The `RandomForestClassifier` calculates a feature importance for each of the inputs. We can visualize these using seaborn barplot.

In [None]:
importance = clf.feature_importances_

In [None]:
sns.barplot(x = importance, y = X.columns)

# (Bonus) Make a 'receiver operating characteristic' (ROC) curve and compare logistic regression and random forest

In [None]:
from sklearn.metrics import roc_curve

In [None]:
clf.set_params(n_estimators = 10000)
clf.fit(X_train, y_train)
log_reg.fit(X_train, y_train)

y_pred_rf = clf.predict_proba(X_test)[:, 1]
fpr_rf, tpr_rf, _ = roc_curve(y_test, y_pred_rf)

y_pred_log_reg = log_reg.predict_proba(X_test)[:, 1]
fpr_log_reg, tpr_log_reg, _ = roc_curve(y_test, y_pred_log_reg)


In [None]:
plt.figure(1)
plt.plot([0, 1], [0, 1], 'k--')
plt.plot(fpr_rf, tpr_rf, label='RF')
plt.plot(fpr_log_reg, tpr_log_reg, label='LogReg')
plt.xlabel('False positive rate')
plt.ylabel('True positive rate')
plt.title('ROC curve')
plt.legend(loc='best')
plt.show()

# (Double Bonus) Multi-label classification

At the beginning of the notebook, we took all of the different grades of heart disease (1,2,3,4) and made them all 1 to represent any type of heart disease.

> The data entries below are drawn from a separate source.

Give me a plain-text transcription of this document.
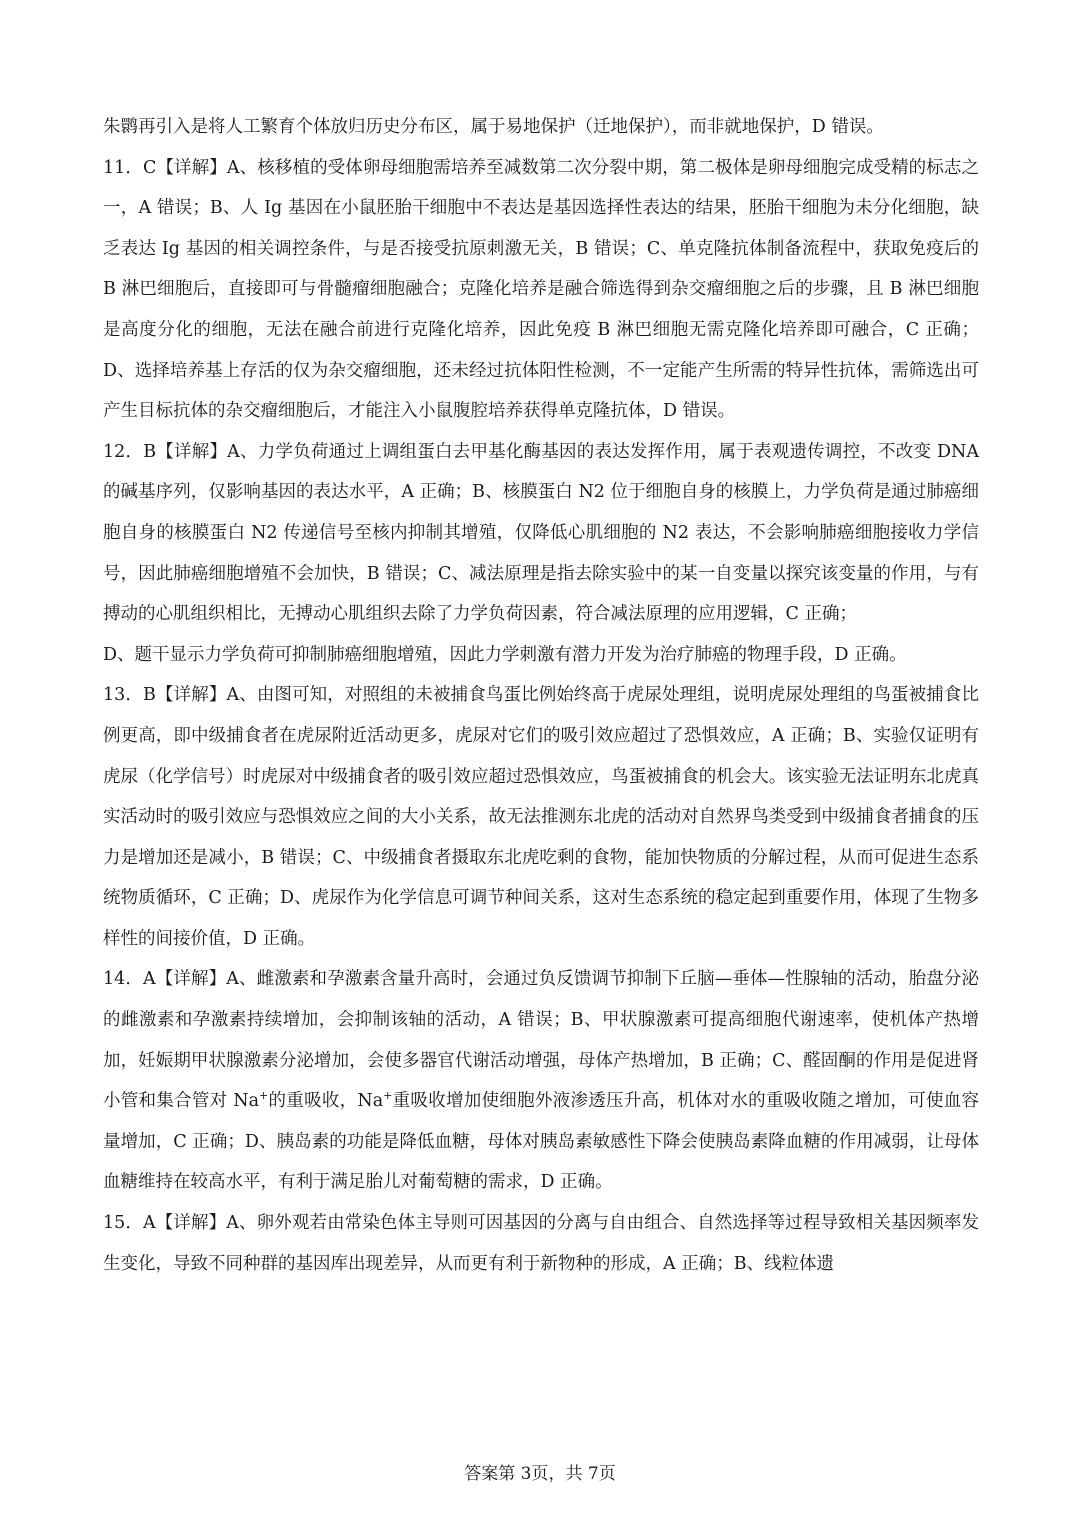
朱鹮再引入是将人工繁育个体放归历史分布区，属于易地保护（迁地保护），而非就地保护，D 错误。

11．C【详解】A、核移植的受体卵母细胞需培养至减数第二次分裂中期，第二极体是卵母细胞完成受精的标志之一，A 错误；B、人 Ig 基因在小鼠胚胎干细胞中不表达是基因选择性表达的结果，胚胎干细胞为未分化细胞，缺乏表达 Ig 基因的相关调控条件，与是否接受抗原刺激无关，B 错误；C、单克隆抗体制备流程中，获取免疫后的 B 淋巴细胞后，直接即可与骨髓瘤细胞融合；克隆化培养是融合筛选得到杂交瘤细胞之后的步骤，且 B 淋巴细胞是高度分化的细胞，无法在融合前进行克隆化培养，因此免疫 B 淋巴细胞无需克隆化培养即可融合，C 正确；D、选择培养基上存活的仅为杂交瘤细胞，还未经过抗体阳性检测，不一定能产生所需的特异性抗体，需筛选出可产生目标抗体的杂交瘤细胞后，才能注入小鼠腹腔培养获得单克隆抗体，D 错误。

12．B【详解】A、力学负荷通过上调组蛋白去甲基化酶基因的表达发挥作用，属于表观遗传调控，不改变 DNA 的碱基序列，仅影响基因的表达水平，A 正确；B、核膜蛋白 N2 位于细胞自身的核膜上，力学负荷是通过肺癌细胞自身的核膜蛋白 N2 传递信号至核内抑制其增殖，仅降低心肌细胞的 N2 表达，不会影响肺癌细胞接收力学信号，因此肺癌细胞增殖不会加快，B 错误；C、减法原理是指去除实验中的某一自变量以探究该变量的作用，与有搏动的心肌组织相比，无搏动心肌组织去除了力学负荷因素，符合减法原理的应用逻辑，C 正确；

D、题干显示力学负荷可抑制肺癌细胞增殖，因此力学刺激有潜力开发为治疗肺癌的物理手段，D 正确。

13．B【详解】A、由图可知，对照组的未被捕食鸟蛋比例始终高于虎尿处理组，说明虎尿处理组的鸟蛋被捕食比例更高，即中级捕食者在虎尿附近活动更多，虎尿对它们的吸引效应超过了恐惧效应，A 正确；B、实验仅证明有虎尿（化学信号）时虎尿对中级捕食者的吸引效应超过恐惧效应，鸟蛋被捕食的机会大。该实验无法证明东北虎真实活动时的吸引效应与恐惧效应之间的大小关系，故无法推测东北虎的活动对自然界鸟类受到中级捕食者捕食的压力是增加还是减小，B 错误；C、中级捕食者摄取东北虎吃剩的食物，能加快物质的分解过程，从而可促进生态系统物质循环，C 正确；D、虎尿作为化学信息可调节种间关系，这对生态系统的稳定起到重要作用，体现了生物多样性的间接价值，D 正确。

14．A【详解】A、雌激素和孕激素含量升高时，会通过负反馈调节抑制下丘脑—垂体—性腺轴的活动，胎盘分泌的雌激素和孕激素持续增加，会抑制该轴的活动，A 错误；B、甲状腺激素可提高细胞代谢速率，使机体产热增加，妊娠期甲状腺激素分泌增加，会使多器官代谢活动增强，母体产热增加，B 正确；C、醛固酮的作用是促进肾小管和集合管对 Na+的重吸收，Na+重吸收增加使细胞外液渗透压升高，机体对水的重吸收随之增加，可使血容量增加，C 正确；D、胰岛素的功能是降低血糖，母体对胰岛素敏感性下降会使胰岛素降血糖的作用减弱，让母体血糖维持在较高水平，有利于满足胎儿对葡萄糖的需求，D 正确。

15．A【详解】A、卵外观若由常染色体主导则可因基因的分离与自由组合、自然选择等过程导致相关基因频率发生变化，导致不同种群的基因库出现差异，从而更有利于新物种的形成，A 正确；B、线粒体遗

答案第 3页，共 7页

Use RandomForest to do multi-label classification - how does it do?

In [None]:
heart = pd.read_csv("./processed.cleveland.data.clean", header=None)
X = heart.iloc[:,0:13]
y = heart.iloc[:,-1]

In [None]:
X_train, X_test, y_train, y_test = train_test_split(X, y, test_size=0.33, random_state=42)


In [None]:
clf = RandomForestClassifier(max_depth=2, random_state=0, n_estimators=1000)
clf.fit(X_train, y_train)
y_pred = clf.predict(X_test)
print (classification_report(y_test, y_pred))
print ("Overall Accuracy: ", round(accuracy_score(y_test, y_pred), 2))

print(confusion_matrix(y_test, y_pred))

# Recap

There are _dozens_ of different supervised learning techniques, all with different strengths, weaknesses, and applications.

- We learned two, logistic regression and random forests.
- These models are relatively simple to understand, while still providing great performance. Random Forests provide the additional benefit of being able to model non-linear relationships.
- More important than the models themselves are the principles of training and testing, and model evaluation. These will not change nearly as much as the underlying models!